To make the sweet stuff, these cooks work with naturally occurring fruit and vegetable sugars (think beetroot, banana and dates) and natural sweeteners like honey or agave syrup. Resulting in recipes that are, specifically, refined-sugar free.
So in a marketplace where gluten, wheat and dairy-free options are the norm, a new demand is emerging and gradually being embraced. One such retailer ruling out refined sugar is The Detox Kitchen, a London-based company dedicated to eliminating bodily toxins through nutrient-dense, delicious and well-balanced foods.
Delivering detox packages to clients as well as operating a deli in Harvey Nichols and another in Carnaby Street’s super chic Kingly Court, The Detox Kitchen’s light, clean and uncluttered interiors are characteristics that are mirrored in the food.
With one exception, all dishes in The Detox Kitchen, from the muffins to the green-bean salad, are gluten, wheat and refined-sugar free, and all are very, very popular.

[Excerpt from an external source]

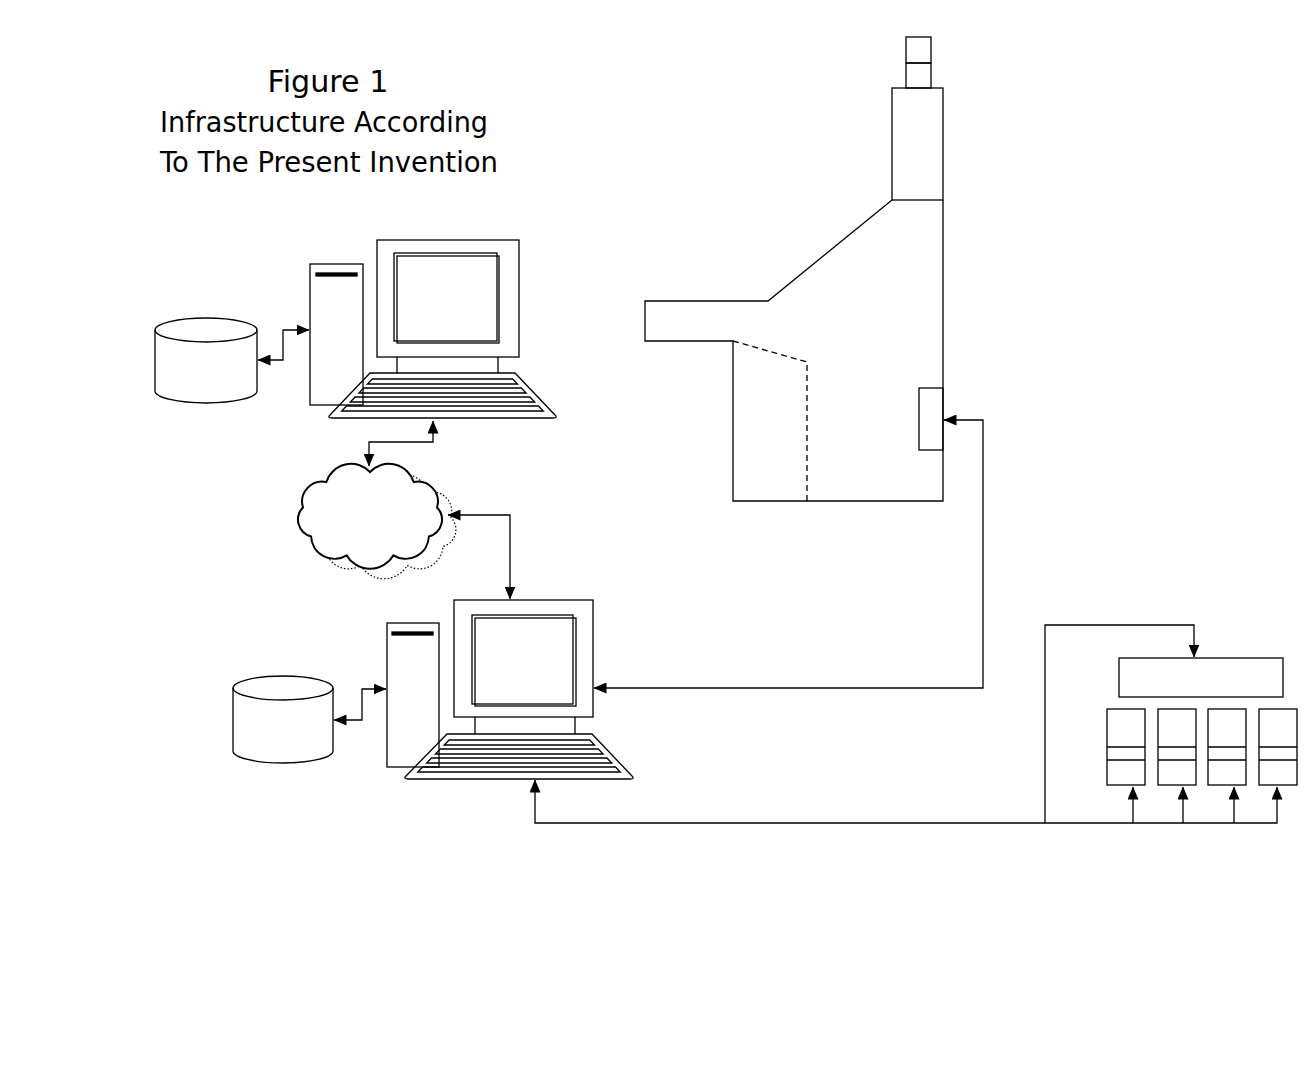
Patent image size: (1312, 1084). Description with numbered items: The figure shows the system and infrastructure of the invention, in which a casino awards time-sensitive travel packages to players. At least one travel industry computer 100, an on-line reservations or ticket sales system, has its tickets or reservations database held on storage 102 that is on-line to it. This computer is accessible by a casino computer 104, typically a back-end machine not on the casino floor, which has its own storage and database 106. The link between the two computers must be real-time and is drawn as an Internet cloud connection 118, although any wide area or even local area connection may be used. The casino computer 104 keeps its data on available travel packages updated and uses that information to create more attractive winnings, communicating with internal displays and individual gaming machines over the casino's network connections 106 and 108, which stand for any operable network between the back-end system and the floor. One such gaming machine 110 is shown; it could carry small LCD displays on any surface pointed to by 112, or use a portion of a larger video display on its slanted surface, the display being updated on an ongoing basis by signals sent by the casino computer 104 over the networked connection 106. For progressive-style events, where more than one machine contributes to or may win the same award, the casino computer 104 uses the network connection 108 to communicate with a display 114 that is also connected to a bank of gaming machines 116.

The Kingly Court deli, which opened in April, now regularly has queues out the door, and the numbers just keep growing. ‘There is a massive interest in sugar-free food, and I think it is only going to get stronger’, says the deli’s manager Sarah Cloete.
Bright-eyed and clear-skinned, customers buy clean versions of flapjacks, granola, even chocolate truffles and their swoon-worthy raw-cacao and beetroot brownies. The mindset being, don’t forget the foods you love, find a healthy substitute instead.
With the weather turning colder and our biological need for comfort and warmth increasing, The Detox Kitchen plans on expanding their current range of cakes and introducing a subtler, Detoxified version of afternoon tea, plus hearty soups and porridges for the deli’s very first winter.
Sarah continues, ‘I feel there are real conscious consumers out there and people who are genuinely caring about themselves and what they are putting into their bodies. What we serve is basic and simple produce…kind of going back to the way our ancestors may have eaten.’
While the nitty-gritty of nutrition still remains a debatable mystery, this mentality of consuming produce (and small amounts of sugar) in its most raw form unites the multi-faceted healthy eating movement.